Public transit is and can be a multitude of things to various people. Some people finish entire book series on trains, others just love staring out the window watching the world go by, some listen to music, and yet others work on their laptops and coordinate meetings and colleagues on their phones. No matter who you are or what it is that you do, having the option of public transportation opens you up to the opportunity to do more and see more with your time, while you’re on your way to do something else. It forces you to stay seated, get comfortable and just focus on yourself and the things that you are about to go take on. By the time you’ve gotten to where you need to go, you’ve taken the time to focus on yourself, and only yourself, because you don’t have to worry about the road a head, only the journey. You can even go so far as to use it as a time to disconnect and just let the gentle swaying of the train car and the “gudunk-gudunk” of the wheels going over the rails lull you to sleep until you arrive to your next adventure.
Ultimately, public transit to me is a way of life. It’s another environment to immerse yourself in while you connect yourself to opportunities that you would lose otherwise. I, fortunately, don’t have too long of a commute everyday, but when traffic hits, I can waste an hour or two a day just being in my car. Unfortunately, I can’t do much else but focus on driving. If I were to have, let’s say a Street Car, I could take those extra two hours and read more, or finish those e-mails I didn’t get to at the office, or better yet, open myself up to meeting a fellow commuter I’ve never met in a city I have yet to experience all of.

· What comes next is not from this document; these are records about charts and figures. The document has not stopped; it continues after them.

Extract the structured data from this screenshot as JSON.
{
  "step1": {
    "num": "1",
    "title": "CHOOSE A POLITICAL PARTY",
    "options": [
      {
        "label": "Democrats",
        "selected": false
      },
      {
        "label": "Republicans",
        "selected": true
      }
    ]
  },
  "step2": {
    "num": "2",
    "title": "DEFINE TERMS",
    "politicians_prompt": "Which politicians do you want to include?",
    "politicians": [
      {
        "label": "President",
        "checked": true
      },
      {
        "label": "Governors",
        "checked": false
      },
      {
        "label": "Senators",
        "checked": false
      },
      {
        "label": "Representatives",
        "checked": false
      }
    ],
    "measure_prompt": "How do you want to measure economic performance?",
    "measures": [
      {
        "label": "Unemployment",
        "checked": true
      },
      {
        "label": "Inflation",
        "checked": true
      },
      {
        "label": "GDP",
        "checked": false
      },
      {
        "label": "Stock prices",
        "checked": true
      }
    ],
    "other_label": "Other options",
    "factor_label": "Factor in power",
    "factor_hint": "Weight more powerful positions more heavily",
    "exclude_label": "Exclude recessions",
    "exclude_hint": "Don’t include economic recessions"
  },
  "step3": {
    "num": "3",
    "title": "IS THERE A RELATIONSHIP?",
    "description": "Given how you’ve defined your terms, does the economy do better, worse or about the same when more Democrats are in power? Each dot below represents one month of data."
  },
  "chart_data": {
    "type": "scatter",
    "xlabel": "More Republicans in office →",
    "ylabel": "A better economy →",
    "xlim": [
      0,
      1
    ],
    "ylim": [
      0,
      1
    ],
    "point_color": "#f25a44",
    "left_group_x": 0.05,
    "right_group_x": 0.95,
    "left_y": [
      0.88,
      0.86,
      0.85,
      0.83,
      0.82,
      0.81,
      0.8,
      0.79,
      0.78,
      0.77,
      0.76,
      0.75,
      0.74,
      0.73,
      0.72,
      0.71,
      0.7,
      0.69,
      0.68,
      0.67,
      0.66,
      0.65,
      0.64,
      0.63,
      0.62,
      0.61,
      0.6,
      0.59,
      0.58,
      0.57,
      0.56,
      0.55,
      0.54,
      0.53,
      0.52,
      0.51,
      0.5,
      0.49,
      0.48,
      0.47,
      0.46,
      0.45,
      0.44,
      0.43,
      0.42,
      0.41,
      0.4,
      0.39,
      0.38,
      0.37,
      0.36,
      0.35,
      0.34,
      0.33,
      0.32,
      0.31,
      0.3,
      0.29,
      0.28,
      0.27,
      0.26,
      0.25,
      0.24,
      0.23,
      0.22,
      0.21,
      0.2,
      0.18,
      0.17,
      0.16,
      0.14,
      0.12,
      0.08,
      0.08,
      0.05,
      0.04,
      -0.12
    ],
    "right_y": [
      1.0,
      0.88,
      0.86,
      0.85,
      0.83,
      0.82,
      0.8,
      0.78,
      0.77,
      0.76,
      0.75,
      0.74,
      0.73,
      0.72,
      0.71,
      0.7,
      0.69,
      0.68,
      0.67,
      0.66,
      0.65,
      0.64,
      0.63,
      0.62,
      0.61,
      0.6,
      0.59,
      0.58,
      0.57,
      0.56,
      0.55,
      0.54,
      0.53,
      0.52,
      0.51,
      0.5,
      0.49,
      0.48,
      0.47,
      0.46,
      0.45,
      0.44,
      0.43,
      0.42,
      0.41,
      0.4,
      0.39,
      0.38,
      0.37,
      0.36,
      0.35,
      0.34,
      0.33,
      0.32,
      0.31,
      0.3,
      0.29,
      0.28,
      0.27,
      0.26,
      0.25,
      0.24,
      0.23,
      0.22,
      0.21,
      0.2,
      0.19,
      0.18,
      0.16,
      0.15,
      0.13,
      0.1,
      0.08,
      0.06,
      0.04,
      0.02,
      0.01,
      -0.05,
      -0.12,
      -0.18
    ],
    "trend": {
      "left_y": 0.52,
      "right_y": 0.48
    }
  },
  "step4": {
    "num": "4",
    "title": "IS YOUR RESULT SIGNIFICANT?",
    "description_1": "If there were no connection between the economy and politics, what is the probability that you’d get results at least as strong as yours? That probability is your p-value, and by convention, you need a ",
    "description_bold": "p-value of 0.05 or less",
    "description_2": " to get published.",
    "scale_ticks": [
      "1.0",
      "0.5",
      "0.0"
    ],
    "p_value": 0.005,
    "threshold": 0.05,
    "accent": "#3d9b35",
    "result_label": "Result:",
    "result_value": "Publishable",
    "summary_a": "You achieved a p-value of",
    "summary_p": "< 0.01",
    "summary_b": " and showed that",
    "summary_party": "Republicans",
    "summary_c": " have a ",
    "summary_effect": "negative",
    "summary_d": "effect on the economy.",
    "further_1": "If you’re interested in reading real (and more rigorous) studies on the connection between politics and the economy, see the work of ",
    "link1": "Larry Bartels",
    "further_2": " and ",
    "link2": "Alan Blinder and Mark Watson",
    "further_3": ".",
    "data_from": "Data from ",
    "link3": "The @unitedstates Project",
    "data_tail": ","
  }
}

About our guest blogger Alex Rosa, COO, Traxler Custom Printing
Alex Rosa, originally from Morristown, New Jersey, moved to Columbus in March of 2015 with the ambition to relocate to a growing city where he could make his start. During his time in Columbus he has worked with Founders Factory, Skreened and now Traxler Custom Printing as their COO.
In 2016, after working in the apparel production industry for over a year, he opened his own retail company I’m Migrant LLC to use apparel as a way to overcome a struggle that he knew well during his time at The Ohio State University. After joining an AIESEC, a not-for-profit company that facilitated international internship programs, he wanted more than anything to travel the world and contribute to positive change by supporting development projects. Unfortunately, as he found out, having a big heart and an open mind wasn’t enough to go out into the world to do some good. In the end, a lack of resources kept him from contributing to the world the way he dreamt of. Thus five years after his graduation he started I’m Migrant, which takes over 25 percent of its profit and puts it into a fund to send individuals abroad at no cost to them during their time abroad.